A resource that is helping first-year students adjust is NKU R.O.C.K.S. (Responsibility, Opportunity, Community, Knowledge and Success), aimed at helping African American students navigate through their new college environment.

Aisha Haggard a senior majoring in English, said she really gained a lot from her NKU R.O.C.K.S. experience when she started NKU four years ago.
“It felt like I had a family away from home,” Haggard said. “When school officially started I already knew 50 people.”

Deborah Strahorn, coordinator for the African American Student Affairs department, is also the coordinator for NKU R.O.C.K.S. and said recruitment of high school students starts as early as the winter months when she sends out mailings to area high schools in Ohio and Kentucky.

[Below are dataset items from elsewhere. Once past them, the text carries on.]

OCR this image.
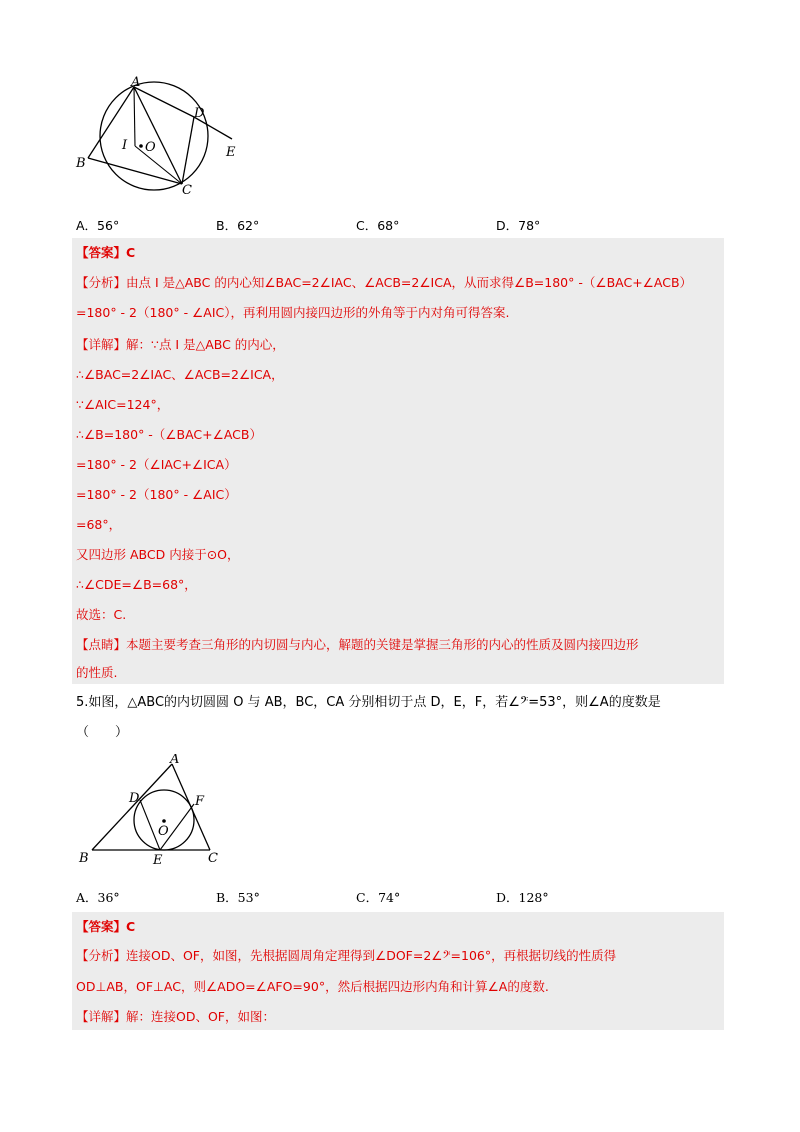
A
B
C
D
E
I O
A．56°	B．62°	C．68°	D．78°
【答案】C
【分析】由点 I 是△ABC 的内心知∠BAC=2∠IAC、∠ACB=2∠ICA，从而求得∠B=180° -（∠BAC+∠ACB）
=180° - 2（180° - ∠AIC），再利用圆内接四边形的外角等于内对角可得答案.
【详解】解：∵点 I 是△ABC 的内心，
∴∠BAC=2∠IAC、∠ACB=2∠ICA，
∵∠AIC=124°，
∴∠B=180° -（∠BAC+∠ACB）
=180° - 2（∠IAC+∠ICA）
=180° - 2（180° - ∠AIC）
=68°，
又四边形 ABCD 内接于⊙O，
∴∠CDE=∠B=68°，
故选：C.
【点睛】本题主要考查三角形的内切圆与内心，解题的关键是掌握三角形的内心的性质及圆内接四边形
的性质.
5.如图，△ABC的内切圆圆 O 与 AB，BC，CA 分别相切于点 D，E，F，若∠𝄢=53°，则∠A的度数是
（　　）
A
B	C
D
E
F
O
A．36°	B．53°	C．74°	D．128°
【答案】C
【分析】连接OD、OF，如图，先根据圆周角定理得到∠DOF=2∠𝄢=106°，再根据切线的性质得
OD⊥AB，OF⊥AC，则∠ADO=∠AFO=90°，然后根据四边形内角和计算∠A的度数.
【详解】解：连接OD、OF，如图：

One week prior to the official start of school a group of African American students, this year there are 62 freshmen in the program, who sign-up for R.O.C.K.S. spend that week on campus, away from home learning their way around and about college life.

They move into dorms for one week, they tour the campus and they learn to network with other people in the program. At the end of that week the students spend a night at Camp Joy in Clarksville, Ohio where they participate in exercises, seminars and workshops.

“The walls start falling,” Strahorn said. “It gets pretty emotional. You can’t be cute and cool in the woods.”
According to the Journal of Blacks in Higher Education, research shows that many of the colleges and universities with high black student graduation rates have orientation and retention programs to help black students adjust to the culture of predominantly white campuses, and that mentoring programs for first-year African American students have proven to be been successful in retaining students.

Christina Rolfe, a freshman from Cincinnati majoring in elementary education, said that R.O.C.K.S. made her feel more comfortable.
“It was more like home,” Rolfe said. “Because I already knew people and I knew my way around.”
Camey Marshall, a freshman from Cincinnati, said she feels like she has a new family.
“Even though we left the nest, we got to build a new one,” Marshall said.

“We are a year-long support system,” Strahorn said. “We focus on them and who they are.”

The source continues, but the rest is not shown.